Rosenberg misses the Aristotelian implications of his position because he evidently thinks that the only alternative to reductionism and eliminativism in philosophy of biology is vitalism. But vitalism is like Cartesian dualism in the philosophy of mind, or the extrinsic, “watchmaker” model of teleology represented by Paley’s “design argument” -- it is a corruption of the Aristotelian-Scholastic views the moderns sought to replace, even if a corruption that is sometimes mistakenly read back into those older views. For the Aristotelian, the right way to think about the soul is in hylemorphic terms, as the form of the living body, not as a complete substance in its own right a la Descartes’ res cogitans. The right way to think about teleology is as immanent to the natural order, on the model of organic phenomena rather than on the model of machines. And the right way to think about life is also in hylemorphic terms, as the possession of a certain kind of formal cause, not as a spooky kind of “force” or elan vital.
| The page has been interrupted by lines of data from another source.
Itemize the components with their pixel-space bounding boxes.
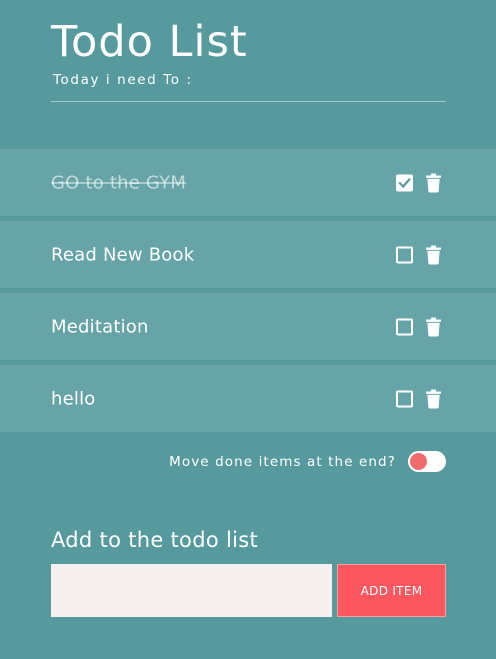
- trash-icon[interactable]: [426, 245, 441, 264]
- todo-list: GO to the GYM Read New Book Meditation h…: [0, 149, 496, 437]
- add-section-title: Add to the todo list: [51, 528, 259, 552]
- move-done-toggle[interactable]: [408, 451, 446, 472]
- checkbox-icon[interactable]: [396, 390, 413, 407]
- todo-app: Todo List Today i need To : GO to the GY…: [0, 0, 496, 659]
- todo-item-text: hello: [51, 388, 96, 409]
- page-title: Todo List: [51, 17, 248, 67]
- checkbox-icon[interactable]: [396, 246, 413, 263]
- todo-item-text: GO to the GYM: [51, 172, 187, 193]
- trash-icon[interactable]: [426, 173, 441, 192]
- move-done-setting: Move done items at the end?: [0, 451, 446, 475]
- toggle-knob: [410, 453, 427, 470]
- add-item-input[interactable]: [51, 564, 332, 617]
- add-item-button[interactable]: ADD ITEM: [337, 564, 446, 617]
- header-divider: [51, 101, 446, 102]
- trash-icon[interactable]: [426, 317, 441, 336]
- todo-item-text: Read New Book: [51, 244, 195, 265]
- move-done-label: Move done items at the end?: [169, 454, 396, 470]
- todo-item-text: Meditation: [51, 316, 149, 337]
- checkbox-icon[interactable]: [396, 174, 413, 191]
- checkbox-icon[interactable]: [396, 318, 413, 335]
- trash-icon[interactable]: [426, 389, 441, 408]
- todo-item: Meditation: [0, 293, 496, 360]
- page-subtitle: Today i need To :: [53, 72, 193, 88]
- todo-item: GO to the GYM: [0, 149, 496, 216]
- todo-item: Read New Book: [0, 221, 496, 288]
- todo-item: hello: [0, 365, 496, 432]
(Rosenberg also seems to think that intentionality-with-a-t entails intensionality-with-an-s, so that since -- he argues -- genes do not exhibit the latter, neither do they have the former. As Tim Crane and others have emphasized, though -- and as I noted in an earlier post -- intensionality-with-an-s is not essential to intentionality-with-a-t. What is essential is just directedness toward an object, which a thing can exhibit even if we can give a non-intensional description its directedness.)
So, Rosenberg’s attempt to find a reductionist middle ground in the philosophy of biology fails. His position is unstable, equivocating between eliminativism on the one hand and Aristotelian anti-reductionism on the other. But there is a lot more to Darwinian Reductionism than I have been able to convey here, and in particular much to make it a more serious and interesting book than Atheist’s Guide. As a philosopher of religion, and as an apologist for naturalism, Rosenberg is hopeless. But as a philosopher of science and an interpreter of naturalism, he is consistently interesting. Both naturalists and their critics need to take him seriously.